23:47 She's brilliant, but that answer is wholly unsatisfactory
I apologize if this is inappropriate to say, but I study body language, and I couldn’t help noticing that Ellie’s body language looked extremely and noticeably *flirty* to JM. All that hair flipping and tucking it behind her ears, tilting her head, cheeks blushing and touching her lips. She literally flipped her hair over or tucked it behind her ears every 30 seconds at some points. And especially when she was giggling while she and JM were joking or mentally connecting.
Just sayin…
@@Vmurph nope. That is eisegeting someone's natural mannerisms, I'm afraid.
@@DiscipleDojo say to her that she is your sister!
@@DiscipleDojo Hehe, eisegeting someone’s behavior 😄 Very creative! I’ll have to borrow that one sometime.😉😊
@@knowingthelife it’s not his sister.
@@DiscipleDojo Btw, that comment was never meant to be a criticism of Ellie. I knew you were single and waiting for “Miss Right”, so I was secretly hoping there might be a “love connection” blooming there, because you guys seemed kinda cute together ☺️
It is absurd to insist one similar partial phrase in Job proves it's copying Psalm 8.

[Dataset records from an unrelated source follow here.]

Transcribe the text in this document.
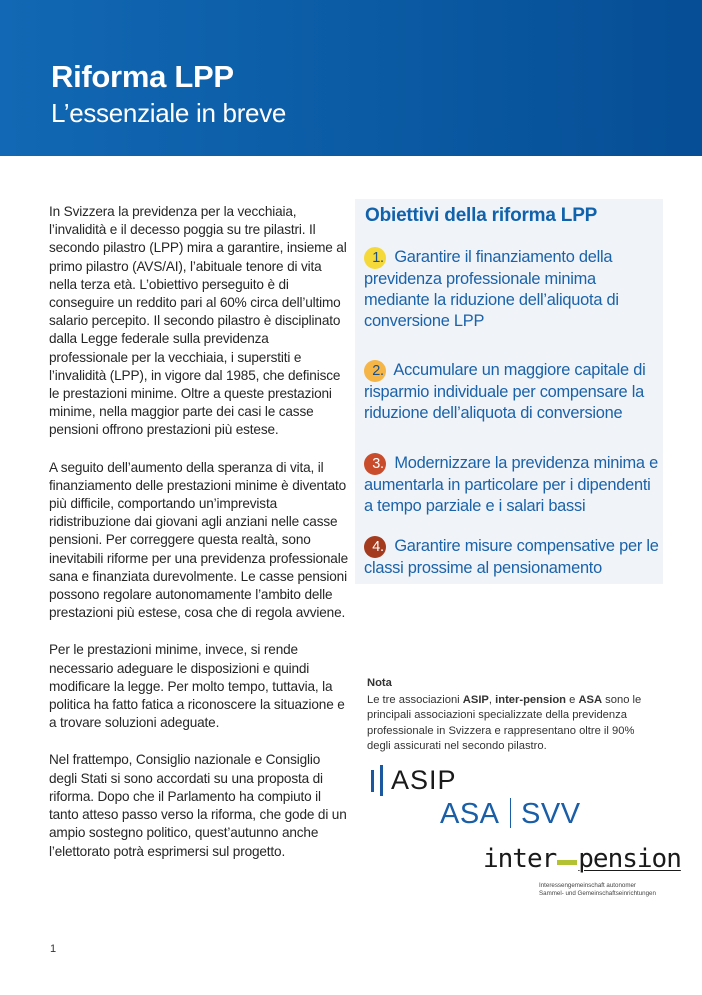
Riforma LPP
L’essenziale in breve

In Svizzera la previdenza per la vecchiaia, l’invalidità e il decesso poggia su tre pilastri. Il secondo pilastro (LPP) mira a garantire, insieme al primo pilastro (AVS/AI), l’abituale tenore di vita nella terza età. L’obiettivo perseguito è di conseguire un reddito pari al 60% circa dell’ultimo salario percepito. Il secondo pilastro è disciplinato dalla Legge federale sulla previdenza professionale per la vecchiaia, i superstiti e l’invalidità (LPP), in vigore dal 1985, che definisce le prestazioni minime. Oltre a queste prestazioni minime, nella maggior parte dei casi le casse pensioni offrono prestazioni più estese.

A seguito dell’aumento della speranza di vita, il finanziamento delle prestazioni minime è diventato più difficile, comportando un’imprevista ridistribuzione dai giovani agli anziani nelle casse pensioni. Per correggere questa realtà, sono inevitabili riforme per una previdenza professionale sana e finanziata durevolmente. Le casse pensioni possono regolare autonomamente l’ambito delle prestazioni più estese, cosa che di regola avviene.

Per le prestazioni minime, invece, si rende necessario adeguare le disposizioni e quindi modificare la legge. Per molto tempo, tuttavia, la politica ha fatto fatica a riconoscere la situazione e a trovare soluzioni adeguate.

Nel frattempo, Consiglio nazionale e Consiglio degli Stati si sono accordati su una proposta di riforma. Dopo che il Parlamento ha compiuto il tanto atteso passo verso la riforma, che gode di un ampio sostegno politico, quest’autunno anche l’elettorato potrà esprimersi sul progetto.

Obiettivi della riforma LPP
1. Garantire il finanziamento della previdenza professionale minima mediante la riduzione dell’aliquota di conversione LPP
2. Accumulare un maggiore capitale di risparmio individuale per compensare la riduzione dell’aliquota di conversione
3. Modernizzare la previdenza minima e aumentarla in particolare per i dipendenti a tempo parziale e i salari bassi
4. Garantire misure compensative per le classi prossime al pensionamento
Nota
Le tre associazioni ASIP, inter-pension e ASA sono le principali associazioni specializzate della previdenza professionale in Svizzera e rappresentano oltre il 90% degli assicurati nel secondo pilastro.
ASIP
ASA SVV
inter pension
Interessengemeinschaft autonomer
Sammel- und Gemeinschaftseinrichtungen
1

It’s very obviously similar to v 4 in the psalm - a direct distortion. Also the psalms are widely considered some of the earliest texts of all so unless you hold to an incredibly early date it’s not exactly a problem
Man, is she confused about the very text she has studied.
But when you put your “faith” in a false presentation of Jesus Christ, this is the result.
Read James and what it says about the intended purpose to understand about God and need for His MERCY.
@@simonstuhl4170 what a ridiculous comment.
@ you are trusting in a false Jesus. I know it is hard to hear, but it is needful to take heed to.
Many will believe they know Him, and He says He does not know them.